Tatar Sunda (Banten) dan Tlatah Njipangan (Bojonegoro, Blora, dan Tuban) memang punya hubungan emosional yang cukup kuat. Keduanya satu rantai saudara yang disatukan oleh energi Kesultanan Pajang. Keduanya juga wilayah yang tak pernah bisa ditaklukan Mataram-Belanda, kecuali lewat narasi dongeng yang itupun baru dibikin pada abad 19 M.
Kesultanan Pajang merupakan Kemaharajaan Nusantara terakhir yang menguasai maritim garis pantai Utara Jawa, sebelum akhirnya dirental Mataram pada Belanda di abad 17 M. Pantai Utara Jawa adalah tali ideologis penghubung Banten hingga Gresik. Maka bukan kebetulan jika energi dan jejak ideo-genea-logis Kesultanan Pajang terhubung kuat di Tatar Sunda.
“Raden Aria Kidang, Raden Syafei Cibinong, Pangeran Sake Citeureup, Panembahan Singaperbangsa (Bupati pertama Karawang), adalah cucu-cucu Adiwijaya Pajang yang berada di Tatar Sunda, maka jangan heran jika di Karawang ada petilasan Adiwijaya Pajang”. Ucapnya sekali lagi.
Selain bercerita secara singkat, kerabat yang menjadi penjaga ranji silsilah Keluarga Banten itu juga memberi saya 5 data ilmiah penting.

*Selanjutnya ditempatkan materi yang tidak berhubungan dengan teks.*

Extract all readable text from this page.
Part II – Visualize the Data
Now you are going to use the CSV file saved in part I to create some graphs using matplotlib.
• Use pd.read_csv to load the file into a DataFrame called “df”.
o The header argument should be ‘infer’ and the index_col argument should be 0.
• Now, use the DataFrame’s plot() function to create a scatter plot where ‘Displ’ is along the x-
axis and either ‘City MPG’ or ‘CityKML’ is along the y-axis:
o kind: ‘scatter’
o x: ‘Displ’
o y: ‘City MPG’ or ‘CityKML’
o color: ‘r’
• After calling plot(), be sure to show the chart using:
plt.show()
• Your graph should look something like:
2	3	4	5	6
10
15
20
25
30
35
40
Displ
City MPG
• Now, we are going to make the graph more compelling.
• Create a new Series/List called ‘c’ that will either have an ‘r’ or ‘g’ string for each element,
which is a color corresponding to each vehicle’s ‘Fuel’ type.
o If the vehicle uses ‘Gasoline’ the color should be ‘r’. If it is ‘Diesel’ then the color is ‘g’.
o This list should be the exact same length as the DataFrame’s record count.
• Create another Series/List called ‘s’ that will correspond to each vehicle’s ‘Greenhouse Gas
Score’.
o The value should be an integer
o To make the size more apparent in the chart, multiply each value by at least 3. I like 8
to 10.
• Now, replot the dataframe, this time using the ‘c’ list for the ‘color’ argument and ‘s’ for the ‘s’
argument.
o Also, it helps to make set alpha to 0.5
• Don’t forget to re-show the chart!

Data yang menunjukan betapa hebatnya Kesultanan Pajang dalam mempersatukan hubungan Tatar Sunda dan Tlatah Jawa Tengah-Timur.
1. Sultan Adiwijaya Pajang memiliki putri bernama Ratu Mas Hadi (Nyai Mas Ratu Glampok Angroros). Nyai Mas Angroros ini menikah dengan Raja Cirebon Panembahan Ratu I. Dari hubungan pernikahan itu, menurunkan para penguasa kesultanan yang ada di Cirebon; termasuk Kasepuhan, Kanoman, Kacirebonan, hingga Keprabon.
2. Sultan Adiwijaya Pajang memiliki putri bernama Ratu Mas Jepara, yang menikah dengan Pangeran Wiraraja I (Pangeran Jaga Laut bin Sunyararas bin Sultan Hasanudin Banten). Dari pernikahan putri Adiwijaya Pajang dengan Pangeran Wiraraja Banten itu, menurunkan para penguasa dan pembesar Banten. Termasuk Syekh Nawawi Banten hingga Syekh Abdul Karim Banten.
3. Sultan Adiwijaya Pajang memiliki putra bernama Pangeran Benawa (Prabuwijaya Pajang). Pangeran Benawa memiliki putri Ratu Mas Hartati. Nah, cucu Adiwijaya Pajang bernama Ratu Mas Hartati ini, menikah dengan Sultan Banten III (Maulana Muhammad Nashrudin). Dari pernikahan itu, menurunkan para Sultan Banten berikutnya, termasuk Sultan Ageng Tirtayasa Banten.
4. Sultan Adiwijaya Pajang memiliki putra Pangeran Benawa (Prabuwijaya Pajang). Pangeran Benawa memiliki putri Raden Ayu Galuh. Nah, cucu Adiwijaya Pajang bernama Ayu Galuh ini, menikah dengan Raden Adipati Galuh Kertabumi II. Dari pernikahan itu, menurunkan para penguasa yang ada di Karawang, Purwakarta, Brebes, hingga para Arya Tanggerang yang berkuasa di wilayah Tangerang Banten.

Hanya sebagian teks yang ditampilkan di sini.